Kansas City and St. Louis Metropolitan Areas
Top National Logistic Study
Nothing is more important to a region's economy than a robust transportation infrastructure upon which all logistics are built. The ability to quickly and economically move raw materials, supplies and finished products, are critical to a company’s success. Expansion Management Magazine compared 362 metropolitan areas on ten major criteria related to logistics. Missouri’s two major metropolitan statistical areas topped this National Logistic study that identified the most logisticly friendly cities in the United States.
Kansas City rated the top overall, followed by St. Louis, Atlanta, Houston, and Dallas-Fort Worth.
The categories compared in the study included transportation and warehousing; work force quality; road infrastructure; road congestion; road and bridge condition; interstate highway; state fuel taxes and fees; railroad services; water commerce;
and air cargo.
For an alphabetical listing of the top 5-Star Logistic metropolitan areas,
Other criteria in determining locations for new businesses or business relocation include the following:
Geography is the starting point and most important criteria to determine a new business location. Identify areas that are close in proximity to market and raw materials needed for the business.
- Transportation infrastructure.
Determine whether the location has the rail, interstate, or water access to ship raw material in and finished product out.
- Work force quantity.
Examine the quantity of the Work force available in the area.
- Work force quality.
Consider quality of Work force including education, skills, and absenteeism.
- Good business climate.
Research the community's business climate, and current companies to determine if other companies are profitable in that area.
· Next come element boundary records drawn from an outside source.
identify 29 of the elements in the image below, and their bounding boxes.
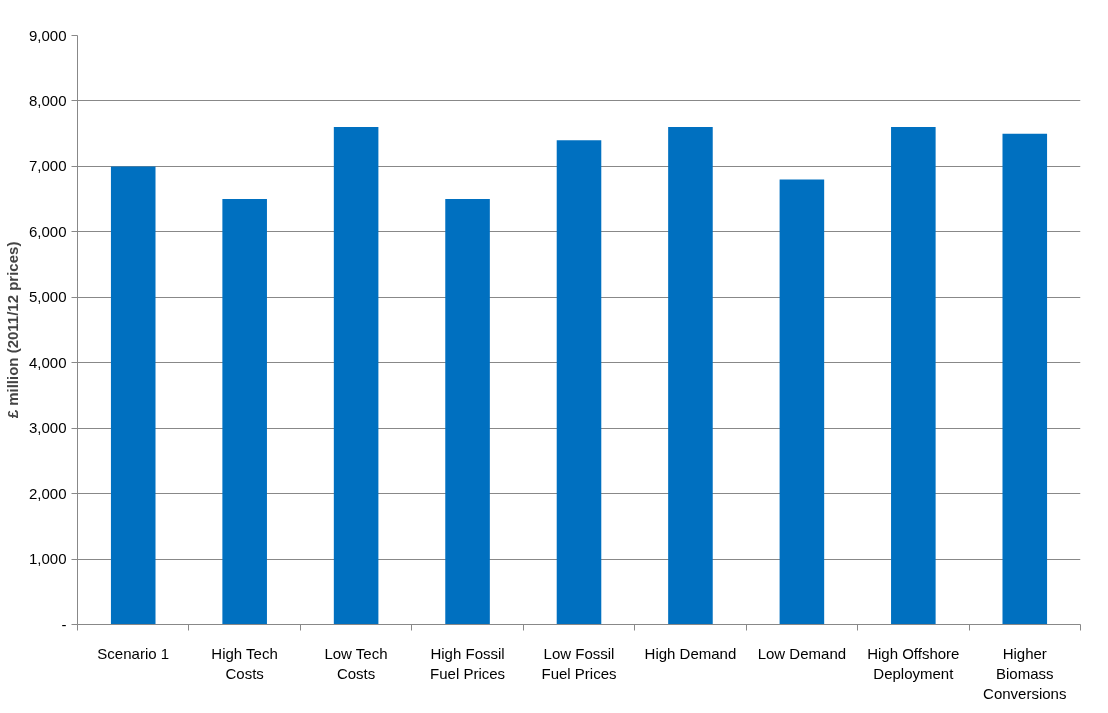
y-tick-label: 2,000	[28, 484, 67, 502]
x-tick-label: Low Fossil Fuel Prices	[541, 644, 617, 682]
bar	[556, 140, 602, 625]
y-tick-label: 8,000	[28, 91, 67, 109]
x-tick-label: Low Demand	[757, 644, 847, 662]
x-tick-label: Higher Biomass Conversions	[983, 644, 1067, 703]
x-tick-label: High Tech Costs	[211, 644, 278, 682]
y-tick-label: 6,000	[28, 222, 67, 240]
y-tick-label: 7,000	[28, 157, 67, 175]
bar	[222, 199, 267, 625]
y-tick-label: 9,000	[28, 26, 67, 44]
y-tick-label: 4,000	[28, 353, 67, 371]
bar	[779, 179, 825, 625]
y-tick-label: 3,000	[28, 419, 67, 437]
y-tick-label: -	[61, 615, 67, 633]
bar	[891, 127, 936, 625]
x-tick-label: High Demand	[644, 644, 737, 662]
bar	[333, 127, 379, 625]
y-axis-title: £ million (2011/12 prices)	[3, 241, 21, 419]
x-tick-label: High Offshore Deployment	[867, 644, 960, 682]
x-tick-label: High Fossil Fuel Prices	[430, 644, 506, 682]
y-tick-label: 1,000	[28, 550, 67, 568]
bar	[110, 166, 156, 625]
bar	[1002, 133, 1048, 625]
bar	[668, 127, 713, 625]
y-tick-label: 5,000	[28, 288, 67, 306]
x-tick-label: Scenario 1	[97, 644, 170, 662]
x-tick-label: Low Tech Costs	[324, 644, 388, 682]
bar	[445, 199, 490, 625]
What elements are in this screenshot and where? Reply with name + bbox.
- Business-friendly environment.
Appraise the local and state government’s relationship with new businesses to determine if they are business friendly and supportive of new companies.
- Regulations and bureaucracy.
Examine the local rules and regulations that apply to your business and determine if they will add extra cost.
- Labor environment.
Review the history of labor-management relationship in the community. Identify recent history of work stoppages and other labor environments that could affect a business’s balance sheet.
- Reasonable living costs.
Living costs are the single most important driver in determining the relative wage and salary structure for a community or region. A low cost of living will affect a worker’s ability to purchase a home and thrive on wages that a company can offer.
Incentives, no matter how generous, will never turn a bad location into a good location. The objective in your incentives negotiations is to reduce the cost of getting a new facility up and operating. Therefore, an incentive should reduce or eliminate an actual expense that a company would have to make in the new location.